After considering the inspection function exception, we then analyzed the

licensing powers exception to the waiver of sovereign immunity, even though the

DOT had not raised this ground in the trial court. Id. at 189-191 (1) (b). This

exception provides: “The [S]tate shall have no liability for losses resulting from: …

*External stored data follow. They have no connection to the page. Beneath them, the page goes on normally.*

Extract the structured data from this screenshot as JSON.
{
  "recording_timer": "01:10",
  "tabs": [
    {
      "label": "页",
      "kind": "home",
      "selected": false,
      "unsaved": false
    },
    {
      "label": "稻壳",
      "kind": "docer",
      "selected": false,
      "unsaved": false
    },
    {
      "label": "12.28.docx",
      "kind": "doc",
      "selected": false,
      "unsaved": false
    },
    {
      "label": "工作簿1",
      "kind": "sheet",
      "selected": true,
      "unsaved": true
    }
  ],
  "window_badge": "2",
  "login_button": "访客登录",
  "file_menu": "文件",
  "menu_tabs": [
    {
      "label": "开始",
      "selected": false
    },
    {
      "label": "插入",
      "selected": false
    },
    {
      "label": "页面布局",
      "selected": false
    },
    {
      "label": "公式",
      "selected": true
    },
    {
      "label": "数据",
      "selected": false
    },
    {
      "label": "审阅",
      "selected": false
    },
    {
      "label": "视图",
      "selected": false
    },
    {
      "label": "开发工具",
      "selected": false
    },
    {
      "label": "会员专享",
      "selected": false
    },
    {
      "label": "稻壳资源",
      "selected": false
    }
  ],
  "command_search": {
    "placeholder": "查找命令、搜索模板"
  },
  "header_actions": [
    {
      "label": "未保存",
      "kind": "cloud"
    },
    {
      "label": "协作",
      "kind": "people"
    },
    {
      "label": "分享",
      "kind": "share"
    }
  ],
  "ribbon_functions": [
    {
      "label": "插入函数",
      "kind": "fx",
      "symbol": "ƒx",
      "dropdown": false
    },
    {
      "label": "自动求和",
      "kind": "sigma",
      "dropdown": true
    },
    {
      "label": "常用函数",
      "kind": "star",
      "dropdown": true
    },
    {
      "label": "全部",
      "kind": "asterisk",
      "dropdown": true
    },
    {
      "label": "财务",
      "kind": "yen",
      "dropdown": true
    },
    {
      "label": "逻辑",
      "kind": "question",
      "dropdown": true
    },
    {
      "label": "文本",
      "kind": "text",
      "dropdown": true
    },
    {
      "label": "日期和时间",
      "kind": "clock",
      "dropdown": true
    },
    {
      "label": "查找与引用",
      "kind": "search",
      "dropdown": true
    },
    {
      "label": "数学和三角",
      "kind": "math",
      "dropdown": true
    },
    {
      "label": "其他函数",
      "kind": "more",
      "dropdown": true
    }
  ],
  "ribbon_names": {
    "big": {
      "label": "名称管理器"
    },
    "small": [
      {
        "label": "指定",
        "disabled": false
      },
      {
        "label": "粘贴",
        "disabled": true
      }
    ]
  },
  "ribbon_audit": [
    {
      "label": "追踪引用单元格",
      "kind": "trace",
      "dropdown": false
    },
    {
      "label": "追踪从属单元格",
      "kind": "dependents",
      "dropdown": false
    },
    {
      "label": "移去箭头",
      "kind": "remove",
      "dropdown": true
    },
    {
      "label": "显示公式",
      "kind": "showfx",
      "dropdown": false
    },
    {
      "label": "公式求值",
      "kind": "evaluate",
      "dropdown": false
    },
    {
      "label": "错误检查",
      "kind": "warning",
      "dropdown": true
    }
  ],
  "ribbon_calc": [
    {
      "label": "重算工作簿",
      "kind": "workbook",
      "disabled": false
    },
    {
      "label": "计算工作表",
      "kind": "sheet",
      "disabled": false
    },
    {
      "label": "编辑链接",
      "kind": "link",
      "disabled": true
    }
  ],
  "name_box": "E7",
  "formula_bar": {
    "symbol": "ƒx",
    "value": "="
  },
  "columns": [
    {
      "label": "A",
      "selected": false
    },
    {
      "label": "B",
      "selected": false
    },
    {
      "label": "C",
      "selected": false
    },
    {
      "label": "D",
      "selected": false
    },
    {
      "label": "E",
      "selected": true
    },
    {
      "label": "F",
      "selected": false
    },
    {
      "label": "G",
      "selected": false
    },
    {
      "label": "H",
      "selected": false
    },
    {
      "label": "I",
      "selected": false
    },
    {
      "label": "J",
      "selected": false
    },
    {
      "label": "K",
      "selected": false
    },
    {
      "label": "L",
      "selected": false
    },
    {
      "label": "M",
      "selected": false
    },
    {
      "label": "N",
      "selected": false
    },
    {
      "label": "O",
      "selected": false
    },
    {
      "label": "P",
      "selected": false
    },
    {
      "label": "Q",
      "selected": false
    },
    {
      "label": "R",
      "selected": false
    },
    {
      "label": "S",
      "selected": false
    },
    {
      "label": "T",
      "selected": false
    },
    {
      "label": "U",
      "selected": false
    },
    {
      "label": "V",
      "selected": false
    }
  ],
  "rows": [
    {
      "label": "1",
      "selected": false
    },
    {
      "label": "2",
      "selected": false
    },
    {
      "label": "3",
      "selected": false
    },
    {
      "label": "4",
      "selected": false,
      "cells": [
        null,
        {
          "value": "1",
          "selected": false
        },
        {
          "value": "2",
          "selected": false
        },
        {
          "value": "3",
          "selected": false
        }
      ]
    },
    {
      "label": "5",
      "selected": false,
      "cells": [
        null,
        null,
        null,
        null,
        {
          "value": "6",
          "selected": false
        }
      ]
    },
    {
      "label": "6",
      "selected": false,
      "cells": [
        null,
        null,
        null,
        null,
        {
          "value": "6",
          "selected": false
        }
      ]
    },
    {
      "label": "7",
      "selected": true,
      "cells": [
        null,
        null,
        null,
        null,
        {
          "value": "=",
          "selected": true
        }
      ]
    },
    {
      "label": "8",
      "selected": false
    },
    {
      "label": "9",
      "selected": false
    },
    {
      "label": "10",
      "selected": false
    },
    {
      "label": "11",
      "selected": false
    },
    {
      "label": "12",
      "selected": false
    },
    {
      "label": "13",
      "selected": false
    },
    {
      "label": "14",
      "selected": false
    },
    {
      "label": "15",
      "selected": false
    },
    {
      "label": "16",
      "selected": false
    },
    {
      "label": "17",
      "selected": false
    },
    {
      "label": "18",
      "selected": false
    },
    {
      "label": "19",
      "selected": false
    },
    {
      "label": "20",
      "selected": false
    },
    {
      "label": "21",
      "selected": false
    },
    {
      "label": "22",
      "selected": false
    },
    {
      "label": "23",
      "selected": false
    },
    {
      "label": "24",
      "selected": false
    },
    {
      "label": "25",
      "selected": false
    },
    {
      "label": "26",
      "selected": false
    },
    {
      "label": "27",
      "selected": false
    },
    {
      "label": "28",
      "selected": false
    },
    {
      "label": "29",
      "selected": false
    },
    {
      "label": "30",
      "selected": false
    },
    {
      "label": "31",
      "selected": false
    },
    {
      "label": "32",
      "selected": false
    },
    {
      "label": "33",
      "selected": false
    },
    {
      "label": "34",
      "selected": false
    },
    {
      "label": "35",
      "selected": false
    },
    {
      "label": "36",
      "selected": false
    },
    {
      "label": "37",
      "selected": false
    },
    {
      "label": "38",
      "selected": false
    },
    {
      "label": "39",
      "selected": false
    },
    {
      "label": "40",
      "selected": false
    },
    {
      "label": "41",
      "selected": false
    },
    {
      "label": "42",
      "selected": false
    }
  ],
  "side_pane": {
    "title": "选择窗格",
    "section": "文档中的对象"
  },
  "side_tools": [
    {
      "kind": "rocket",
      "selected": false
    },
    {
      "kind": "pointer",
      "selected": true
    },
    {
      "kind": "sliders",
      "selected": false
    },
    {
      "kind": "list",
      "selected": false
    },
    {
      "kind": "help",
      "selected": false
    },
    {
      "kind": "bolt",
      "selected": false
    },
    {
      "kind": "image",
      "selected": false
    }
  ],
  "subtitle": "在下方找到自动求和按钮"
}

[l]icensing powers or functions, including, but not limited to, the issuance, denial,

suspension, or revocation of or the failure or refusal to issue, deny, suspend, or

revoke any permit, license, certificate, approval, order, or similar authorization[.]” Id.

at 190 (1) (b).

The DOT argued in Kovalcik I “that to the extent the Kovalciks’ theory of

liability stems from its allegedly negligent approval of . . . design plans, the DOT’s

decisions during the approval process of the plans qualify for the licensing powers

exception.” Id. at 190 (1) (b). We found this argument “persuasive” and held that “to

the extent that any of the Kovalciks’ claims are predicated on the DOT’s improper

authorization of the plans or the Project, the DOT is immune.” Significantly, we noted

that our holdings in Kovalcik I “are not inconsistent. Simply because DOT may have

5 waived immunity on one claim does not mean that it waived immunity on another

claim.” Id. at 191 (1) (b) n. 18.

Finally, we concluded that an independent’s contractor’s agreement to perform

construction inspection

did not take the DOT entirely out of the equation with respect to the Project.